Ensuring credibility in this approach—specifically to make sure that there is no double counting of the environmental benefit—is vital for SAF’s long-term prospects as a tool to reduce the carbon footprint of the aviation industry, and its support by the market. RSB has developed a book-and-claim system, grounded in its robust requirements for traceability and subject to third-party audits and verification, to guarantee full traceability and mitigate the risk of double counting.


The feedback and input of RSB’s multistakeholder membership—representing industry, civil society, academia, and more—on the book-and-claim pilot project will be key to ensuring credibility and broad support of the book-and-claim system going forward.


This pilot is part of a larger agreement between United and Microsoft. Microsoft has made a commitment to sourcing future fuels from only RSB-certified supply chains through SAF criteria considering issues of land use, traceability, feedstock sourcing, and more. This is a clear signal to the SAF industry that brands and end-users are going to be looking for fuel that not only provides emission reductions, but that robust and credible sustainability credentials are going to be vital.


“Sustainable aviation fuel is a critical strategy to decarbonize aviation, and a healthy market for SAF in the future depends on clear carbon-accounting rules today,” said Elizabeth Willmott, manager of Microsoft’s carbon program. “We need to ensure transparency and credibility for any environmental claims for sustainable aviation fuel purchases. This pilot offers a promising opportunity to do just that.”


With United providing a vital bridge between Microsoft and the fuel from Air BP, its participation is showcasing how airlines can bring meaningful benefits, in the form credible and traceable emission reductions, to corporate customers.


“Successful decarbonization partnerships require transparency and trust,” said Lauren Riley, United’s managing director of global environmental affairs and sustainability. “With this project, we are making transparency and trust easier, enabling future partnerships that will help create a sustainable future for commercial aviation.”

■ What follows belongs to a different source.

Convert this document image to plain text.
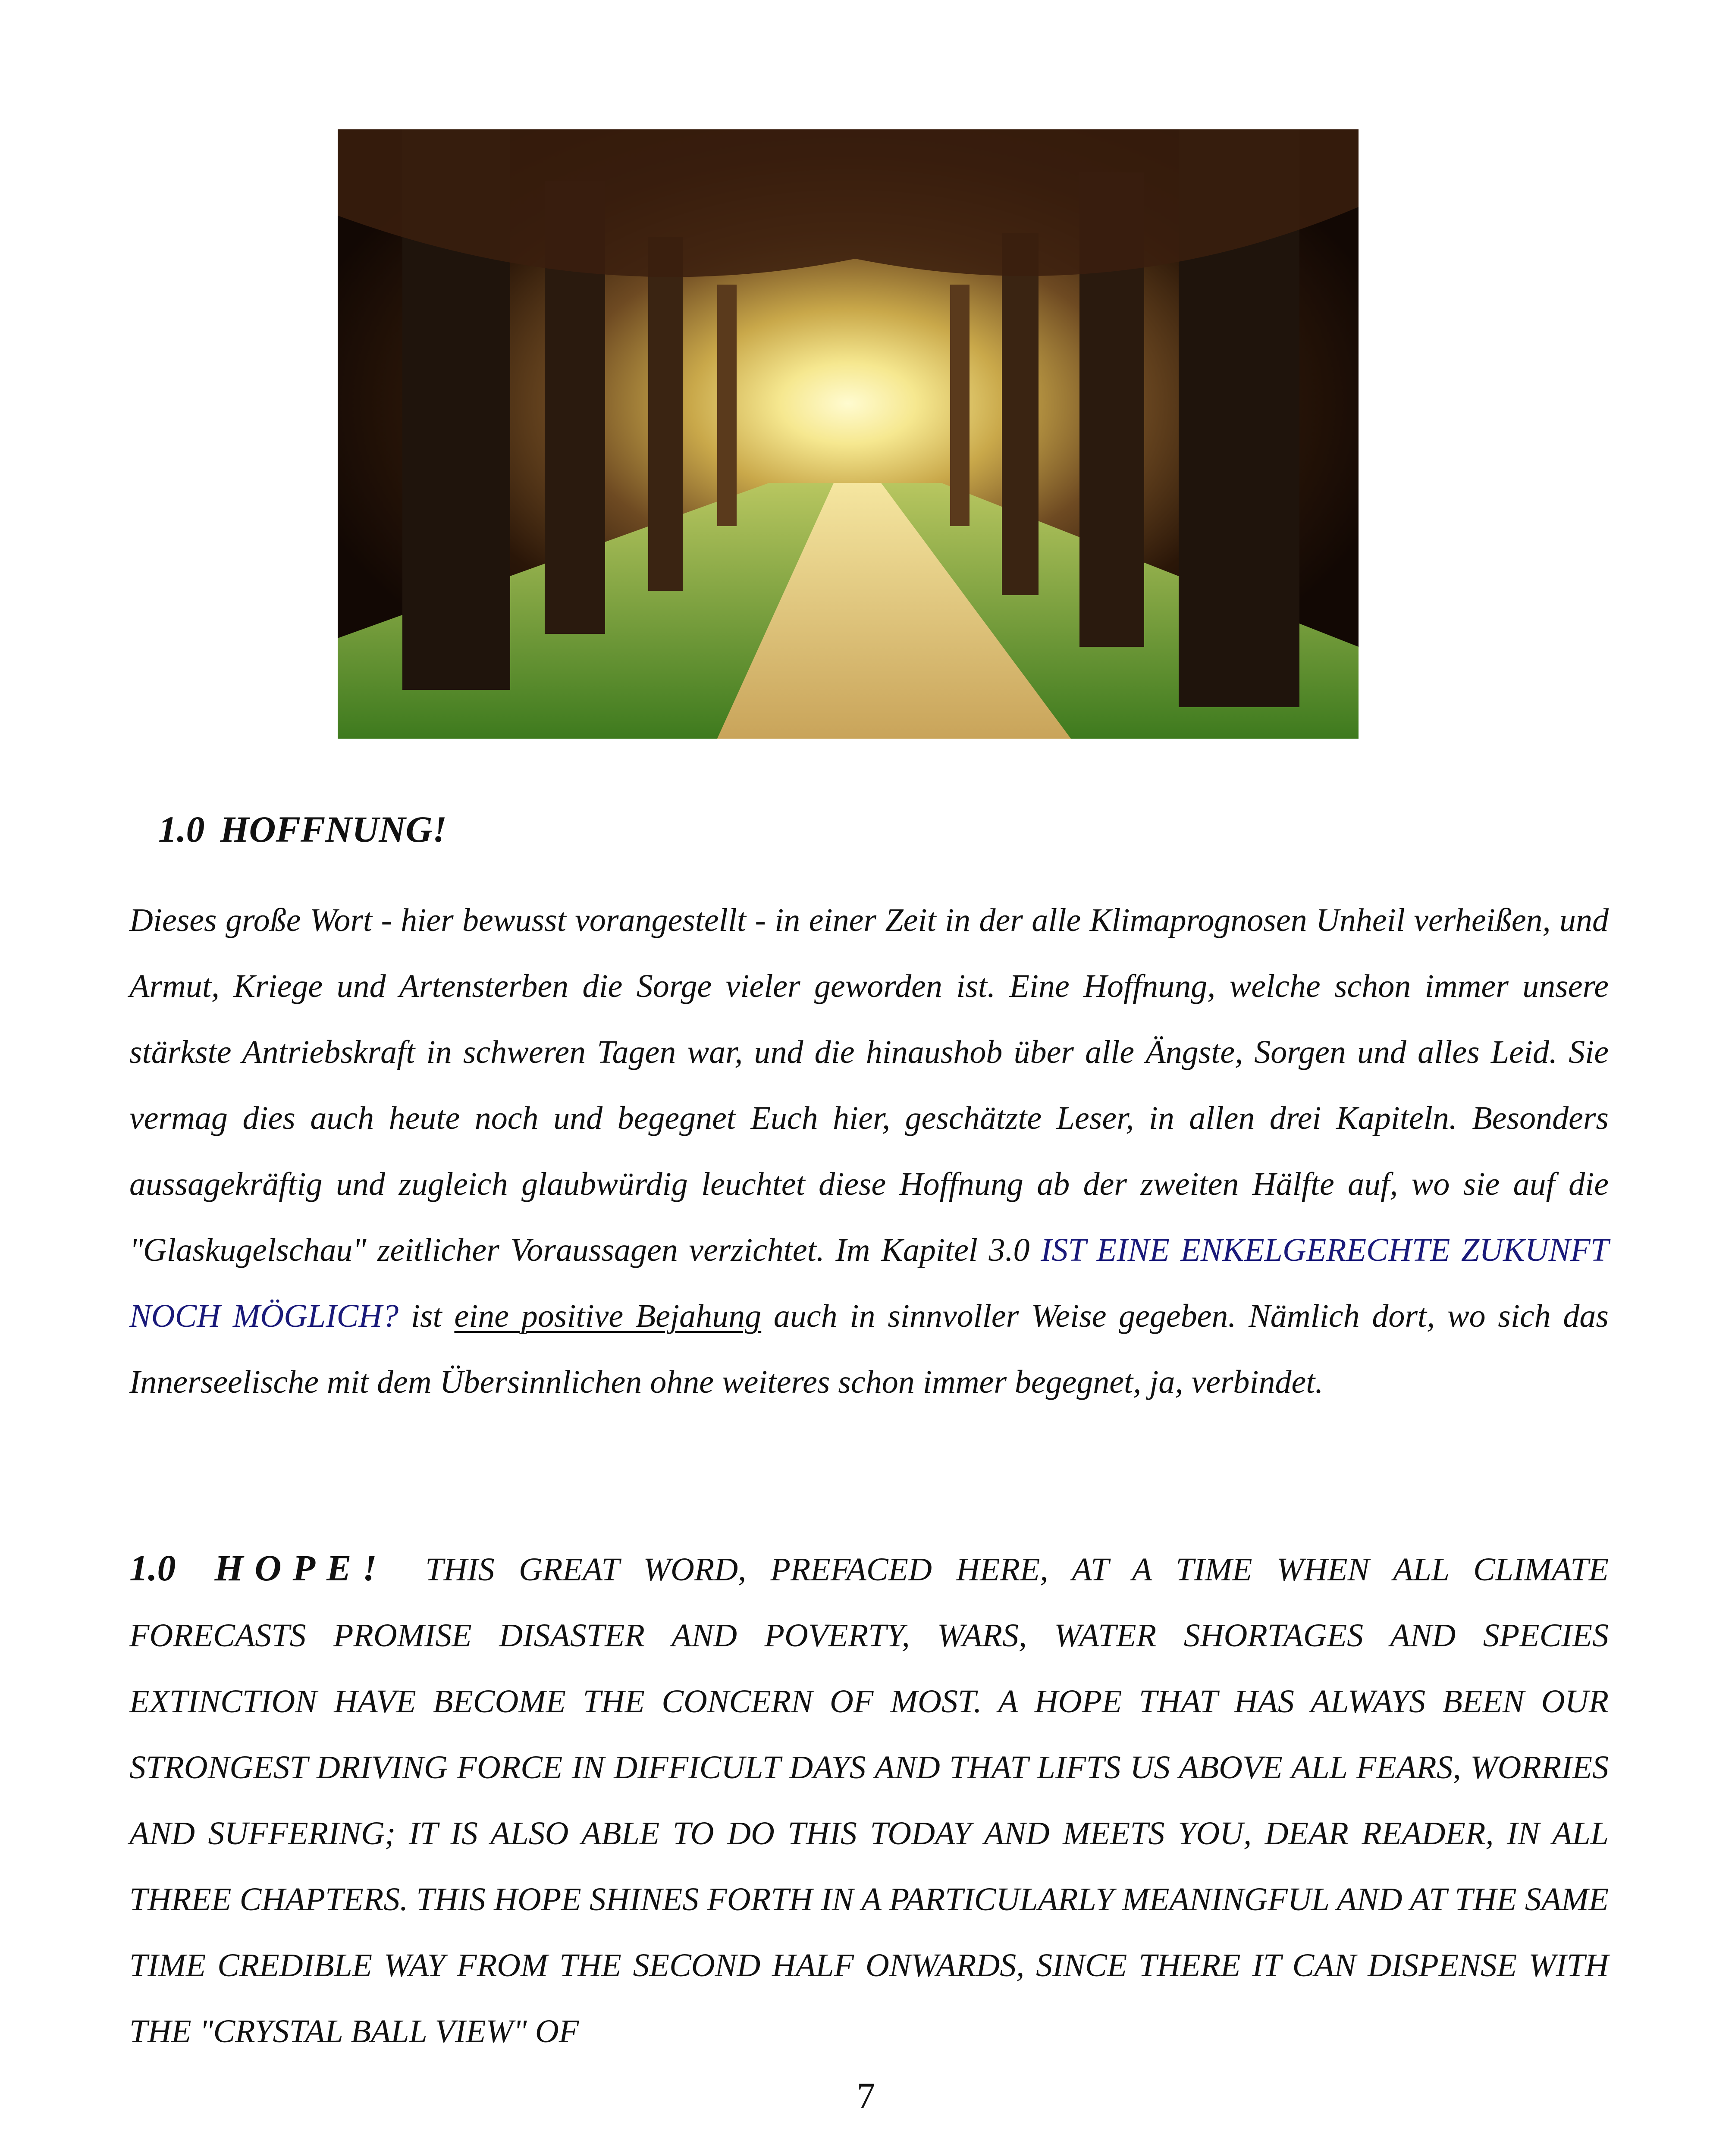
1.0 HOFFNUNG!
Dieses große Wort - hier bewusst vorangestellt - in einer Zeit in der alle Klimaprognosen Unheil verheißen, und Armut, Kriege und Artensterben die Sorge vieler geworden ist. Eine Hoffnung, welche schon immer unsere stärkste Antriebskraft in schweren Tagen war, und die hinaushob über alle Ängste, Sorgen und alles Leid. Sie vermag dies auch heute noch und begegnet Euch hier, geschätzte Leser, in allen drei Kapiteln. Besonders aussagekräftig und zugleich glaubwürdig leuchtet diese Hoffnung ab der zweiten Hälfte auf, wo sie auf die "Glaskugelschau" zeitlicher Voraussagen verzichtet. Im Kapitel 3.0 IST EINE ENKELGERECHTE ZUKUNFT NOCH MÖGLICH? ist eine positive Bejahung auch in sinnvoller Weise gegeben. Nämlich dort, wo sich das Innerseelische mit dem Übersinnlichen ohne weiteres schon immer begegnet, ja, verbindet.
1.0 HOPE! THIS GREAT WORD, PREFACED HERE, AT A TIME WHEN ALL CLIMATE FORECASTS PROMISE DISASTER AND POVERTY, WARS, WATER SHORTAGES AND SPECIES EXTINCTION HAVE BECOME THE CONCERN OF MOST. A HOPE THAT HAS ALWAYS BEEN OUR STRONGEST DRIVING FORCE IN DIFFICULT DAYS AND THAT LIFTS US ABOVE ALL FEARS, WORRIES AND SUFFERING; IT IS ALSO ABLE TO DO THIS TODAY AND MEETS YOU, DEAR READER, IN ALL THREE CHAPTERS. THIS HOPE SHINES FORTH IN A PARTICULARLY MEANINGFUL AND AT THE SAME TIME CREDIBLE WAY FROM THE SECOND HALF ONWARDS, SINCE THERE IT CAN DISPENSE WITH THE "CRYSTAL BALL VIEW" OF
7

Elena Schmidt, executive director of RSB, added, “I am absolutely thrilled to welcome Microsoft and United’s participation on this exciting pilot project with Air BP. Their participation in the project really highlights how this innovative approach can add real value for companies that are setting ambitious goals on decarbonization—taking the pilot into the real world. Microsoft’s commitment to sourcing RSB-certified fuel is a fantastic example of how companies can use their buying power to drive positive impacts, even outside their own direct supply chains.”


Kelley Kizzier with EDF said SABA looks forward to applying the lessons learned from the pilot to the development of an electronic book-and-claim registry while Bryan Fisher with RMI called this book-and-claim system “a game changer for the SAF market” that, through virtual ownership of SAF’s environmental attributes, can accelerate the technology by unlocking new payers and their resources.